Gibt es tatsächlich eine produktive Verbindung des angeblichen „Preußischen Staatsphilosophen“ zu den derzeitigen Ereignissen und zur aktuellen Schrift „Empört Euch!“ von Stéphane Hesselt?

Frank Ruda verwies zu Beginn darauf, dass die Philosophie des Rechts von Hegel selbst viel Empörung hervorrief. (Die „Philosophie des Rechts“ (HW 7) enthält ebenso wie die „Philosophie des objektiven Geistes“ in der Enzyklopädie (HW 10) von Hegel dessen Gesellschaftstheorie). Zwar wird genau dieses Werk von vielen, sogar von Adorno, als konservatives oder gar reaktionäres Werk dargestellt – aber es enthält durchaus das Potential, eine „metaphysische Bombe“ in jener Bedeutung zu sein, wie es der junge Hegel für manche Schriften beschrieb:

„Originelle ganz wunderbare Werke in der Bildung gleichen einer Bombe, die in eine faule Stadt fällt, worin alles beim Bierkrug sitzt und höchst weise ist und nicht fühlt, daß ihr plattes Wohlsein eben das Krachen des Donners herbeigeführt.“ (HW 2: 440)

Vor allem zwei Stolpersteine sind es – wie Frank Ruda im Vortrag zeigte -, die einer befriedigenden allumfassenden gesellschaftlich versöhnten Harmonie in Hegels Rechtsphilosophie im Weg stehen: die Armut und der Pöbel.

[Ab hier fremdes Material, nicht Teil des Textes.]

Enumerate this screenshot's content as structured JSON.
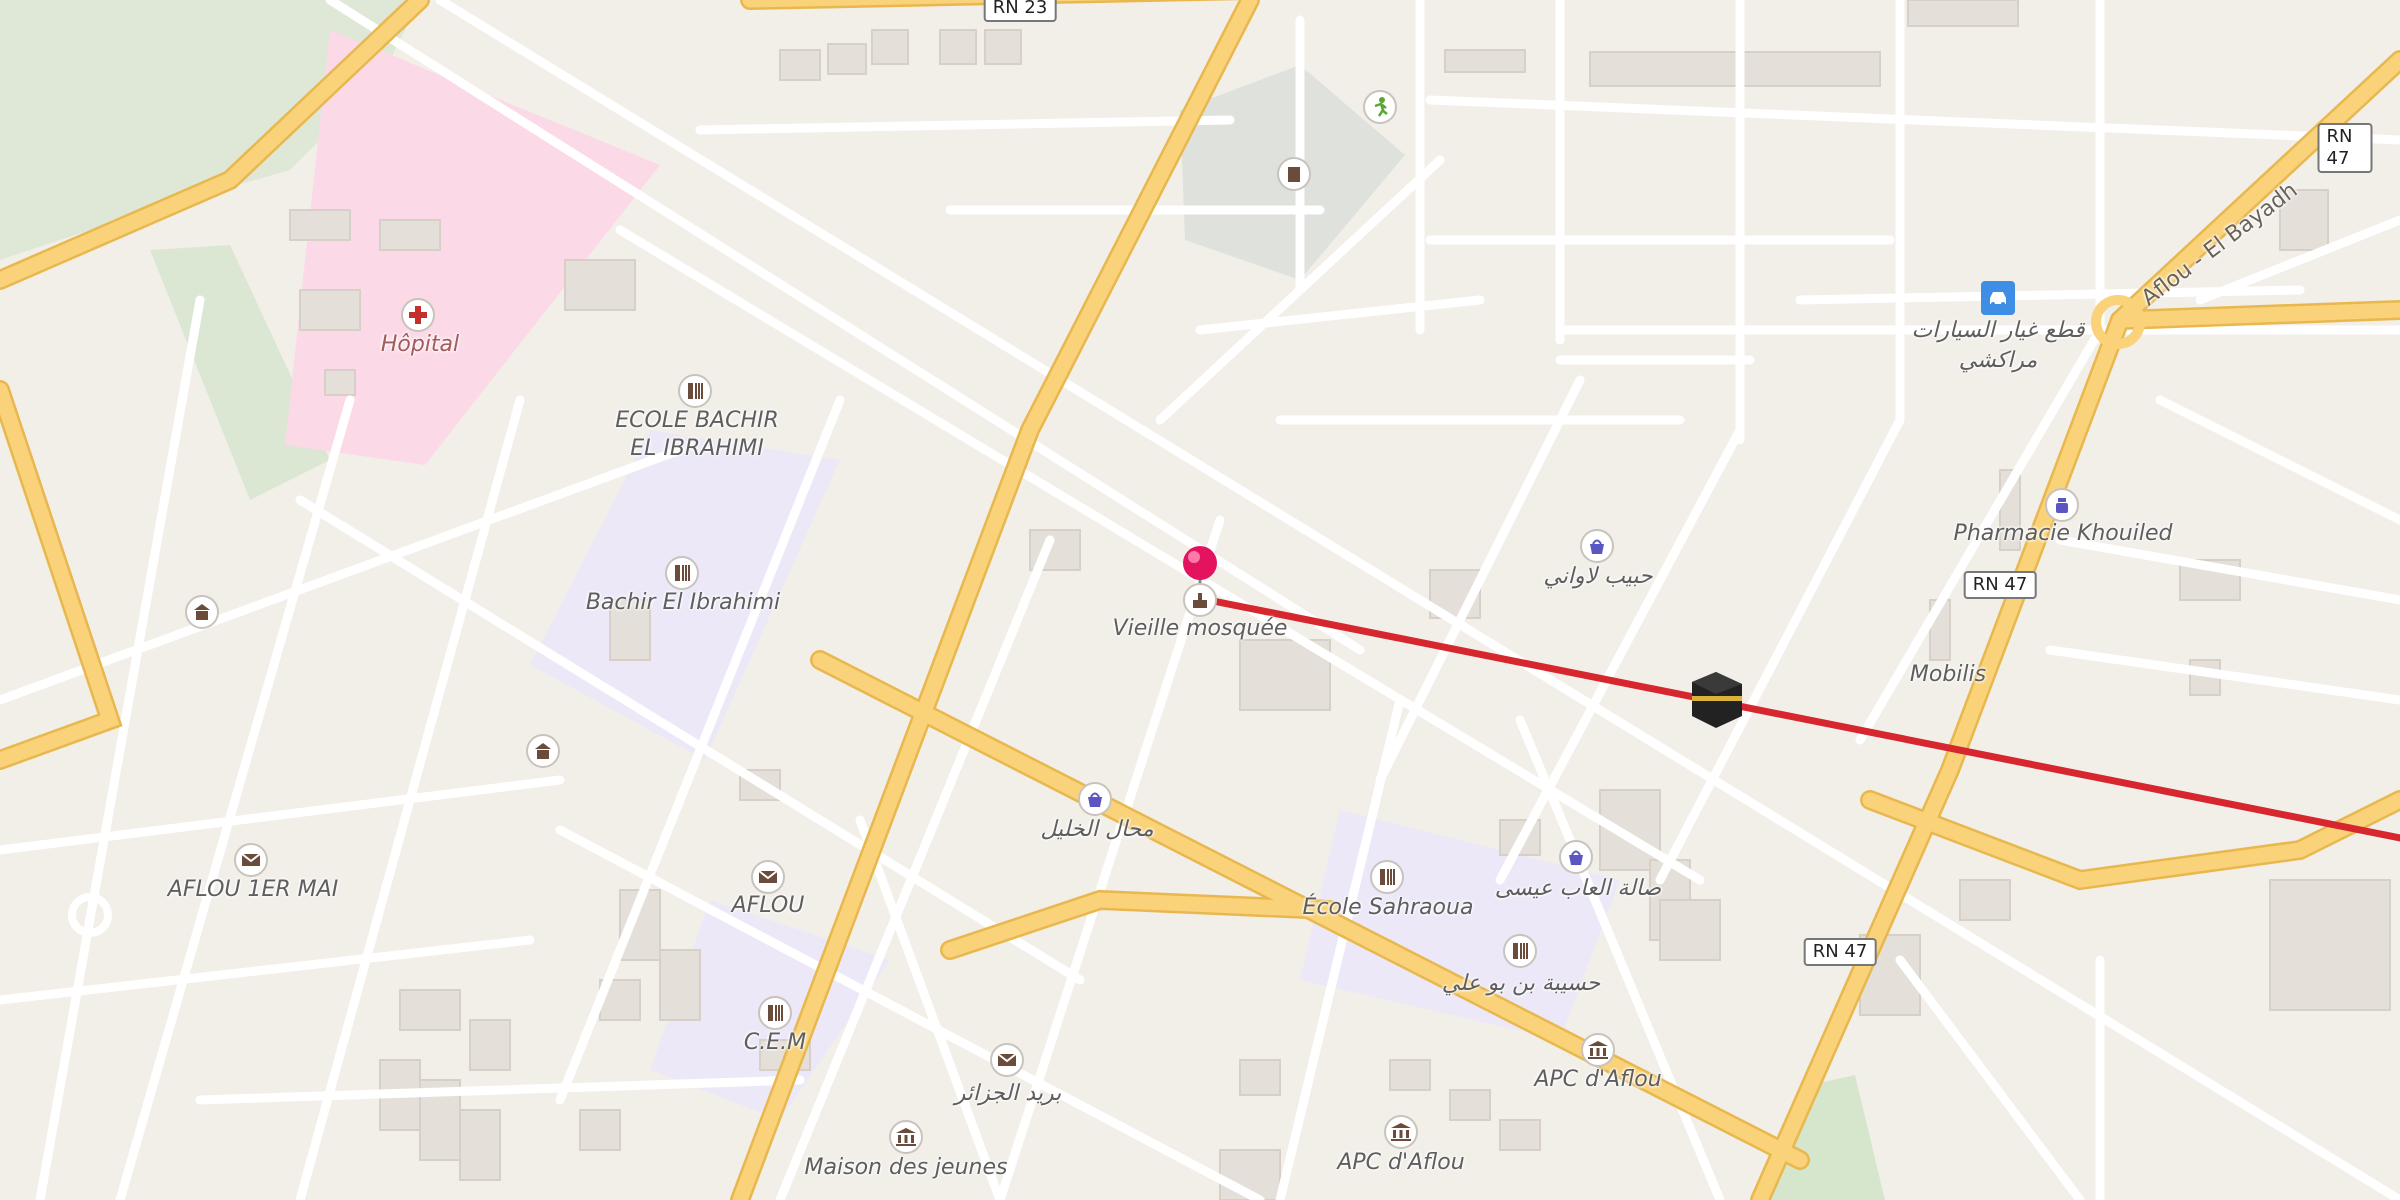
{
  "roads": {
    "rn23": "RN 23",
    "rn47_a": "RN 47",
    "rn47_b": "RN 47",
    "rn47_c": "RN 47",
    "aflou_el_bayadh": "Aflou - El Bayadh"
  },
  "places": {
    "hopital": "Hôpital",
    "ecole_bachir_1": "ECOLE BACHIR",
    "ecole_bachir_2": "EL IBRAHIMI",
    "bachir_el_ibrahimi": "Bachir El Ibrahimi",
    "vieille_mosquee": "Vieille mosquée",
    "aflou_1er_mai": "AFLOU 1ER MAI",
    "aflou": "AFLOU",
    "cem": "C.E.M",
    "maison_des_jeunes": "Maison des jeunes",
    "ecole_sahraoua": "École Sahraoua",
    "apc_aflou_1": "APC d'Aflou",
    "apc_aflou_2": "APC d'Aflou",
    "pharmacie": "Pharmacie Khouiled",
    "mobilis": "Mobilis",
    "car_parts_1": "قطع غيار السيارات",
    "car_parts_2": "مراكشي",
    "habib_lawani": "حبيب لاواني",
    "mahal_khalil": "محال الخليل",
    "salat_alaab": "صالة العاب عيسى",
    "hasibat": "حسيبة بن بو علي",
    "barid": "بريد الجزائر"
  },
  "icons": {
    "hospital": "hospital-cross-icon",
    "school": "school-icon",
    "mosque": "mosque-icon",
    "shop": "shopping-bag-icon",
    "post": "post-envelope-icon",
    "townhall": "townhall-icon",
    "pharmacy": "pharmacy-icon",
    "car": "car-icon",
    "sport": "running-icon",
    "pin": "location-pin-icon",
    "kaaba": "kaaba-icon"
  },
  "colors": {
    "background": "#f2efe9",
    "major_road": "#f9d27a",
    "minor_road": "#ffffff",
    "hospital_area": "#fcd9e7",
    "school_area": "#ece8f8",
    "park": "#d9e8d2",
    "qibla_line": "#d6262e",
    "pin": "#e4135f"
  }
}
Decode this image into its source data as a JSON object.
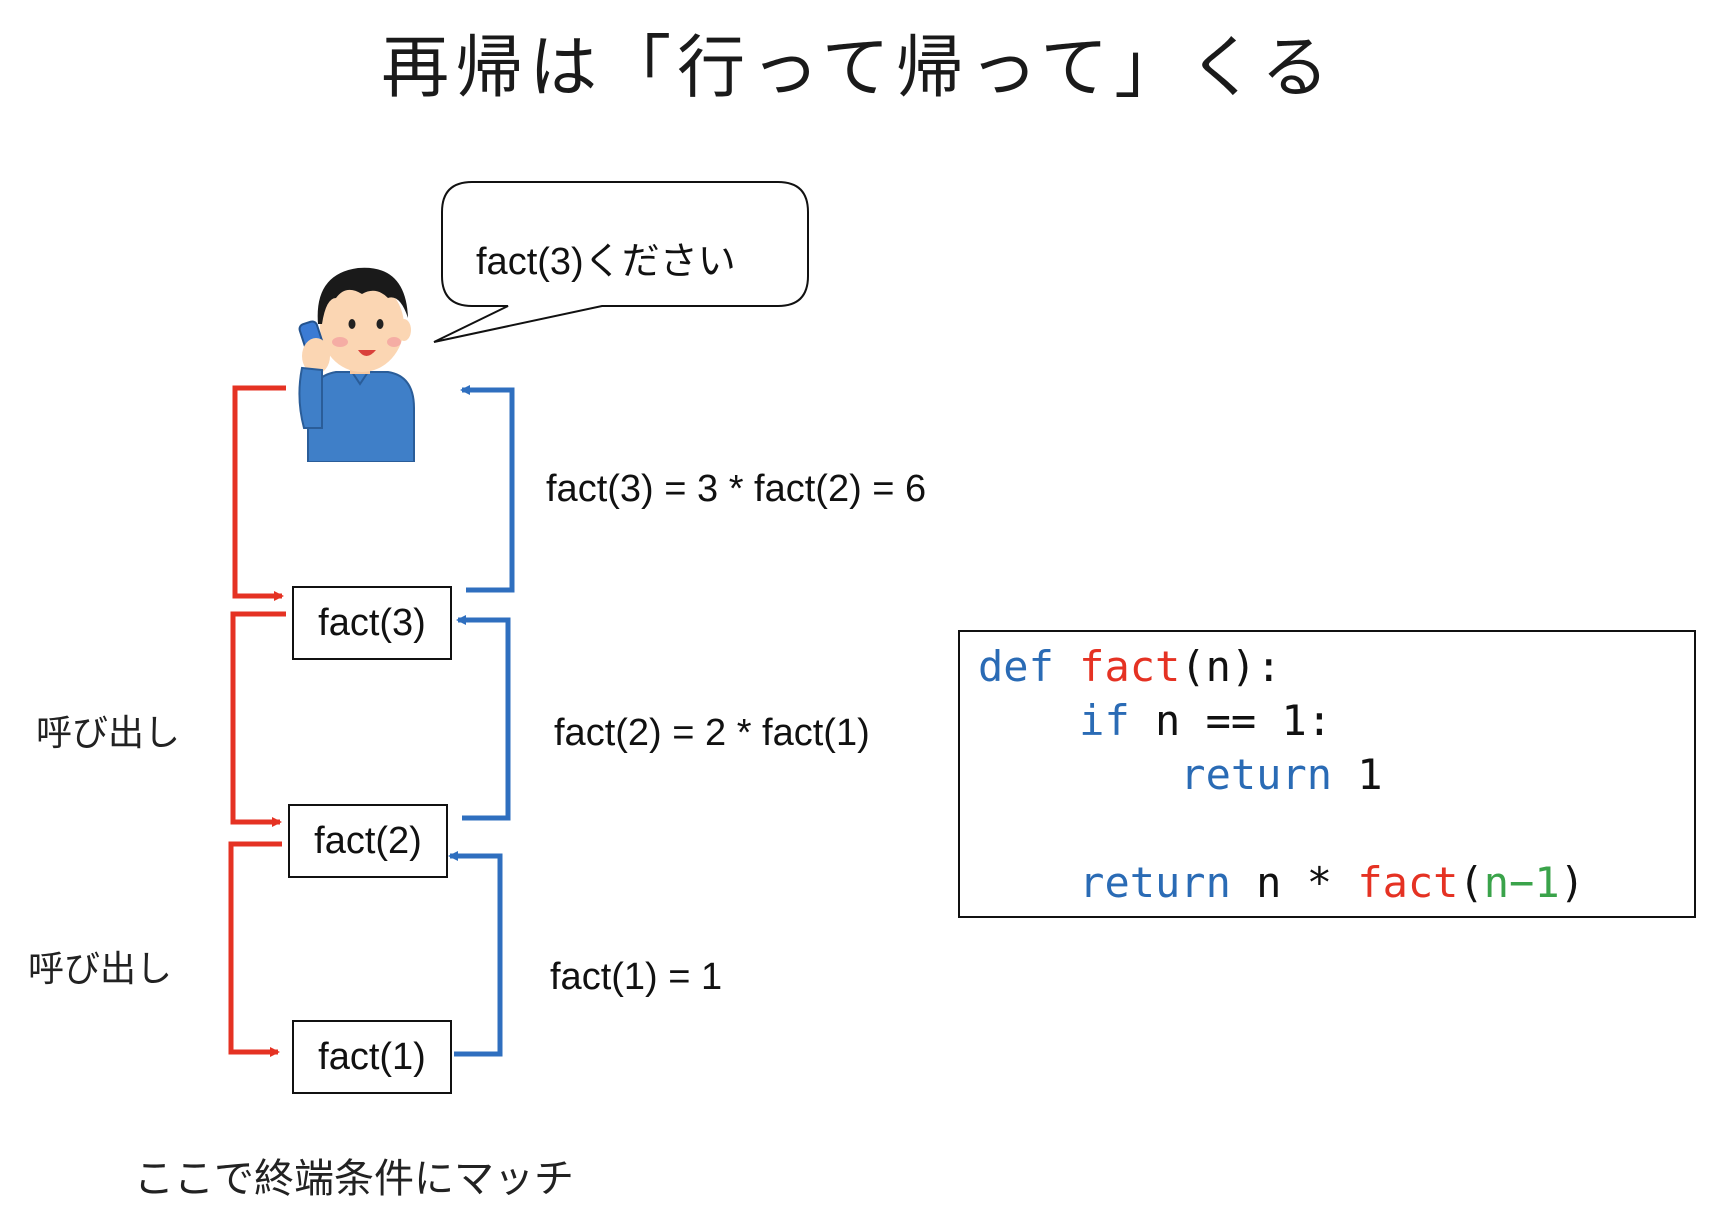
{
  "title": "再帰は「行って帰って」くる",
  "bubble": {
    "text": "fact(3)ください"
  },
  "boxes": [
    {
      "label": "fact(3)"
    },
    {
      "label": "fact(2)"
    },
    {
      "label": "fact(1)"
    }
  ],
  "return_labels": [
    "fact(3) = 3 * fact(2) = 6",
    "fact(2) = 2 * fact(1)",
    "fact(1) = 1"
  ],
  "call_labels": [
    "呼び出し",
    "呼び出し"
  ],
  "base_case_note": "ここで終端条件にマッチ",
  "code": {
    "line1": {
      "def": "def",
      "name": "fact",
      "rest": "(n):"
    },
    "line2": {
      "if": "if",
      "rest": " n == 1:"
    },
    "line3": {
      "return": "return",
      "rest": " 1"
    },
    "line5": {
      "return": "return",
      "mid": " n * ",
      "name": "fact",
      "open": "(",
      "arg": "n−1",
      "close": ")"
    }
  },
  "colors": {
    "call_arrow": "#e53223",
    "return_arrow": "#2f6fbf",
    "keyword": "#2a6bb5",
    "function": "#e53223",
    "argument": "#3aa34a"
  },
  "icons": {
    "person": "person-on-phone-icon"
  }
}
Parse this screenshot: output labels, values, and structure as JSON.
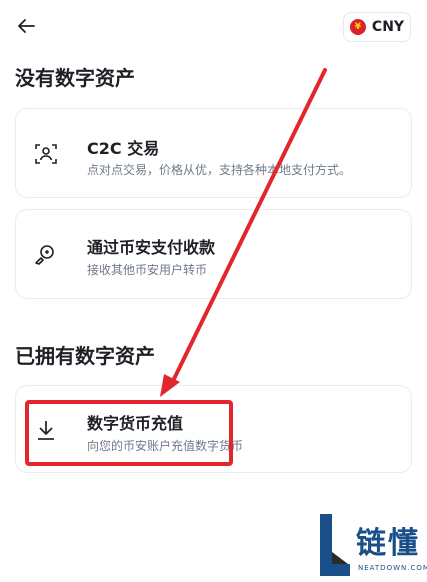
{
  "header": {
    "back_icon": "arrow-left-icon",
    "currency": {
      "code": "CNY",
      "flag_glyph": "¥",
      "flag_color": "#d8232a"
    }
  },
  "no_assets": {
    "title": "没有数字资产",
    "cards": [
      {
        "icon": "user-scan-icon",
        "title": "C2C 交易",
        "desc": "点对点交易，价格从优，支持各种本地支付方式。"
      },
      {
        "icon": "pay-receive-icon",
        "title": "通过币安支付收款",
        "desc": "接收其他币安用户转币"
      }
    ]
  },
  "has_assets": {
    "title": "已拥有数字资产",
    "cards": [
      {
        "icon": "download-icon",
        "title": "数字货币充值",
        "desc": "向您的币安账户充值数字货币"
      }
    ]
  },
  "annotation": {
    "color": "#e3262d"
  },
  "watermark": {
    "text": "链懂",
    "sub": "NEATDOWN.COM"
  }
}
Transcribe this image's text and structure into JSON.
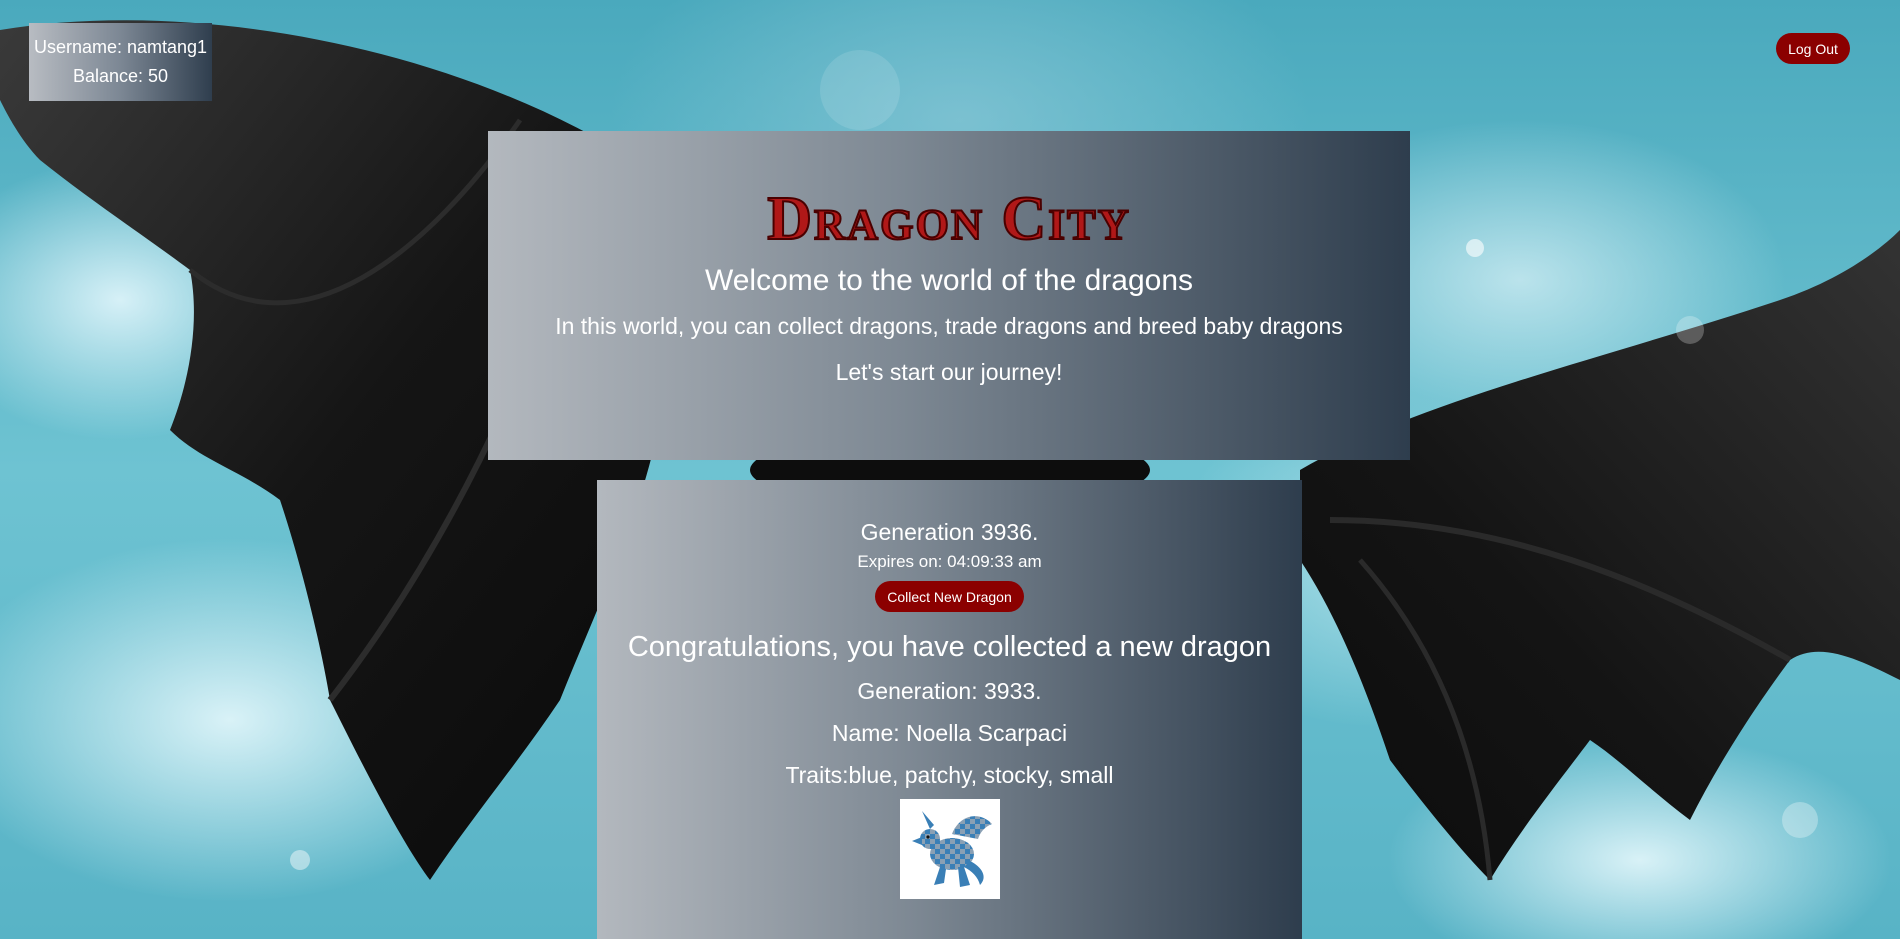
{
  "user": {
    "username_text": "Username: namtang1",
    "balance_text": "Balance: 50"
  },
  "header": {
    "logout_label": "Log Out"
  },
  "hero": {
    "logo_text": "Dragon City",
    "welcome": "Welcome to the world of the dragons",
    "intro": "In this world, you can collect dragons, trade dragons and breed baby dragons",
    "journey": "Let's start our journey!"
  },
  "collect": {
    "generation_text": "Generation 3936.",
    "expires_text": "Expires on: 04:09:33 am",
    "collect_label": "Collect New Dragon",
    "congrats": "Congratulations, you have collected a new dragon",
    "new_generation": "Generation: 3933.",
    "name": "Name: Noella Scarpaci",
    "traits": "Traits:blue, patchy, stocky, small"
  },
  "colors": {
    "accent_button": "#8b0000",
    "logo_red": "#b01818",
    "dragon_blue": "#3a7fb6"
  }
}
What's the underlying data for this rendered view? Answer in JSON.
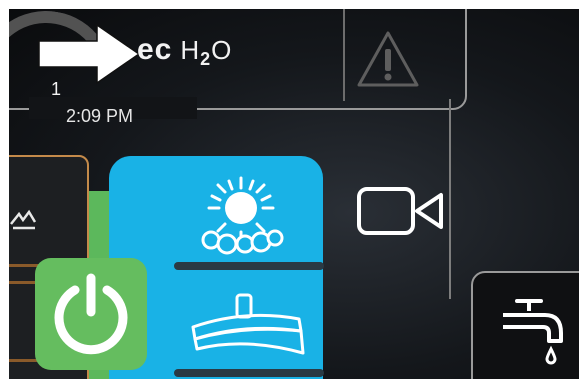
{
  "header": {
    "brand_ec": "ec",
    "brand_h2o_prefix": "H",
    "brand_h2o_sub": "2",
    "brand_h2o_suffix": "O",
    "gauge_value": "1",
    "time": "2:09 PM"
  },
  "icons": {
    "pointer": "arrow-icon",
    "warning": "warning-icon",
    "mode_clean": "sun-bubbles-icon",
    "squeegee": "squeegee-icon",
    "power": "power-icon",
    "camera": "camera-icon",
    "water": "faucet-icon",
    "brush": "brush-icon"
  },
  "colors": {
    "mode_panel": "#19b2e6",
    "power_button": "#65bd5f",
    "accent_border": "#c48a4a"
  }
}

Die bürgerliche Gesellschaft

Die Armut ist für Hegel ein besonderes Problem der modernen bürgerlichen Gesellschaft. Die „bürgerliche Gesellschaft“ ist dabei bei Hegel ein genau festgelegter Begriff. (In den immerhin öffentlichen Vorträgen vermisse ich solche erläuternden Inhalte, die Nicht-Hegel-Spezialist_innen ein wesentlich besseres Verständnis ermöglichen könnten). Hegel kennzeichnet damit die Erscheinungswelt des gesellschaftlichen Lebens, die von der Besonderheit der Individuen ausgeht. Natürlich stehen auch die besonderen Individuen in gemeinschaftlichen Beziehungen, in rechtlichen, ökonomischen und öffentlichen. Aber diese Beziehungen erreichen eine aus Hegels Sicht nur unvollkommene Allgemeinheit. Diese ist ein „System allseitiger Abhängigkeit“ (HW 7: 340), aber die Teile dieses Ganzen sind nicht selbst durch das Allgemeine bestimmt sondern enthalten selbstsüchtige Willkür und Zufälligkeit.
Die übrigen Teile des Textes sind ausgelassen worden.